As scientifically minded blog readers will know, there's been a surge of recent criticism of the detox industry. Ben Goldacre has weighed in, as has David Colquhoun. This is well-deserved. The Mercury piece provoked my mate Dave to write in - here's his letter (I don't know yet whether they'll print it):
Dear Sir,If the letter is published and I notice, I'll post an update. It's hard to read the Mercury every day, so I might not notice. (The offending article, by the way, is cut and pasted from, according to the attribution, the Belfast Telegraph.)
In your edition of 8 January you include an article headed "A detox takes a lot of will-power, but it is definitely worth it" (page 8). In the article you parrot a number of claims regularly made by the detox industry as though they are true. You give no evidence. In fact, you could give no evidence. No scientifically rigorous clinical trial has ever shown a measurable benefit of a "detox" regime, and the pseudoscientists who peddle them barely agree about what "detox" amounts to. Some of the purgative measures suggested are potentially dangerous. Vitamin supplementation gives either no benefit, or (again, according to clinical trials) in the case of high dosage anti-oxidant supplements can be positively harmful. Everyone should get a decent amount of exercise and eat healthily most of the time, perhaps especially after festive over-indulgence. That much is obvious.
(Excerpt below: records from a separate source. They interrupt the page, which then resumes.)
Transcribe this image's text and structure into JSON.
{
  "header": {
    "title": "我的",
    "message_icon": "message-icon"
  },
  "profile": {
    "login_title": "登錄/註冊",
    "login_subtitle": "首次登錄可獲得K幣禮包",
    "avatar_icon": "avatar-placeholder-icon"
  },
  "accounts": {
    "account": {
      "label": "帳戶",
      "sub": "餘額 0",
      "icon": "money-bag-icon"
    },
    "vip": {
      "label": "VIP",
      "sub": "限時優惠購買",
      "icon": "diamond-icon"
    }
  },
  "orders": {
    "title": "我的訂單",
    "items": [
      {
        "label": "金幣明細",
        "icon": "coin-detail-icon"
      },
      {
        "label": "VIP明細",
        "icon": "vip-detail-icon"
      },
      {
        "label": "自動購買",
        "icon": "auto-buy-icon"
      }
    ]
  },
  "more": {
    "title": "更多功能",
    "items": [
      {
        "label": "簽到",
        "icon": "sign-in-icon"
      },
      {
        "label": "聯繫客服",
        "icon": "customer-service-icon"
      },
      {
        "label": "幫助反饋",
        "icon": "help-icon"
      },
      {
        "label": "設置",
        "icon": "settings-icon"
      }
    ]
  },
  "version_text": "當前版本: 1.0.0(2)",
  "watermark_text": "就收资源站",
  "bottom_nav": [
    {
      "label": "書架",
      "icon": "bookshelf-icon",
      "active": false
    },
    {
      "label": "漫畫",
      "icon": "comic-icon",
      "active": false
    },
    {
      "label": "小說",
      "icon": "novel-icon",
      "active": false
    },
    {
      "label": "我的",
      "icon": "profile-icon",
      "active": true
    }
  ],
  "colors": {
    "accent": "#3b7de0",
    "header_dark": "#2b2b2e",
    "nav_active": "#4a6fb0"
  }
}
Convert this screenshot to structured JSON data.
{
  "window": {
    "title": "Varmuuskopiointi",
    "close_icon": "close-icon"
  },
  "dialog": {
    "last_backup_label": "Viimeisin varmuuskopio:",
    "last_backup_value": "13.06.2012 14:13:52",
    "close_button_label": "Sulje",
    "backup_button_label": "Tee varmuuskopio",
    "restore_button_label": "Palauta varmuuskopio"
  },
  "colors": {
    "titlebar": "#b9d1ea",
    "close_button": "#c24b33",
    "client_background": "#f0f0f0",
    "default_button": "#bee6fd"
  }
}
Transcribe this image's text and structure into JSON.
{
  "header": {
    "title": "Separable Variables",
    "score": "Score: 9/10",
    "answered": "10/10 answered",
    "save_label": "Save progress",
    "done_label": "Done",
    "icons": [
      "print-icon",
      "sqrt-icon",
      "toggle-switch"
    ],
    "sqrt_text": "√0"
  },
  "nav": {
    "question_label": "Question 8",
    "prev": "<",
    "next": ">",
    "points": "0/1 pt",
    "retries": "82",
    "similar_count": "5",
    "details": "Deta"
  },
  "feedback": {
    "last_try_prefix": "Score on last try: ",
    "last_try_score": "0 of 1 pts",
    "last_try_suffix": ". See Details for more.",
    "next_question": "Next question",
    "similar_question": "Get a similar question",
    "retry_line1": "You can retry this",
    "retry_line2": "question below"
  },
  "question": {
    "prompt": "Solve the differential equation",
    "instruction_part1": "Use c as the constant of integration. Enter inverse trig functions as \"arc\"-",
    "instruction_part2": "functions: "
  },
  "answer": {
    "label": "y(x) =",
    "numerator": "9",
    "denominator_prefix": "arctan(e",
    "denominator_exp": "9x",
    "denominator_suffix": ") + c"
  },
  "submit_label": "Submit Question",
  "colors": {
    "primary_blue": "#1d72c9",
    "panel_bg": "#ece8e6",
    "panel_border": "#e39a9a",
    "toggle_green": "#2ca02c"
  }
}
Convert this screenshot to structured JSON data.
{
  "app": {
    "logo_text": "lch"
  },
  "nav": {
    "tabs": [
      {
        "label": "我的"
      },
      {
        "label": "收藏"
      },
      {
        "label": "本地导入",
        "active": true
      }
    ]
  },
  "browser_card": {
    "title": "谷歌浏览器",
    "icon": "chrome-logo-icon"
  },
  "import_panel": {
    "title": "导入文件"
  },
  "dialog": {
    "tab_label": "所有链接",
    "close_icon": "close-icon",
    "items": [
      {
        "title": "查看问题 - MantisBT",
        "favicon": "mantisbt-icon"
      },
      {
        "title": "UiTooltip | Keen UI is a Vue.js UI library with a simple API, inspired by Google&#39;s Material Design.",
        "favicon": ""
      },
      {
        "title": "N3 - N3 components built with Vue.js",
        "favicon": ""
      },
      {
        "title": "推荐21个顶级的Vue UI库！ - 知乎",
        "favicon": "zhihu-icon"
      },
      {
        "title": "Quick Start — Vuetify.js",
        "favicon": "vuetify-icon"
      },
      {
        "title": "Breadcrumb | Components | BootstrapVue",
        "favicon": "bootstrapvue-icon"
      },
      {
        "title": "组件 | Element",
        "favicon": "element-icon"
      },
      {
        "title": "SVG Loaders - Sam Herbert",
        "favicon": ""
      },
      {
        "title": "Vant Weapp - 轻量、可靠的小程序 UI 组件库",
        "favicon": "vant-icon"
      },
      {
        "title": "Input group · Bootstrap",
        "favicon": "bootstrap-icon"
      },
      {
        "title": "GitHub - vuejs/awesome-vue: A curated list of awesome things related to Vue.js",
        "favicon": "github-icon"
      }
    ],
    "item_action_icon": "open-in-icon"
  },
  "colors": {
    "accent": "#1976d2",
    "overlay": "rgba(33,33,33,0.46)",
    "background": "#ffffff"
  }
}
Your uncritical regurgitation of unsubstantiated pseudo-science passed of as journalism is shameful, and given that the topic is human health, dangerous.
*Note on the picture: As usual, I'm grabbing something that comes up high on a Google Images search for a keyword. This picture is from a gallery of frankly rather striking images at Dr Natura. Only the very strong of stomach should browse this gallery while consuming a chili dog.
3 comments:
Nicely done.
-John
Thanks, John. I figure it's time to start naming and shaming, and otherwise making a bit more noise. Let's see if there are any cool adverts for woo-products in the weekend papers...
That gallery is NASTY. I'm very glad that there's no protocol for electronic transmission of scent. That can wait until Web 3.x or later.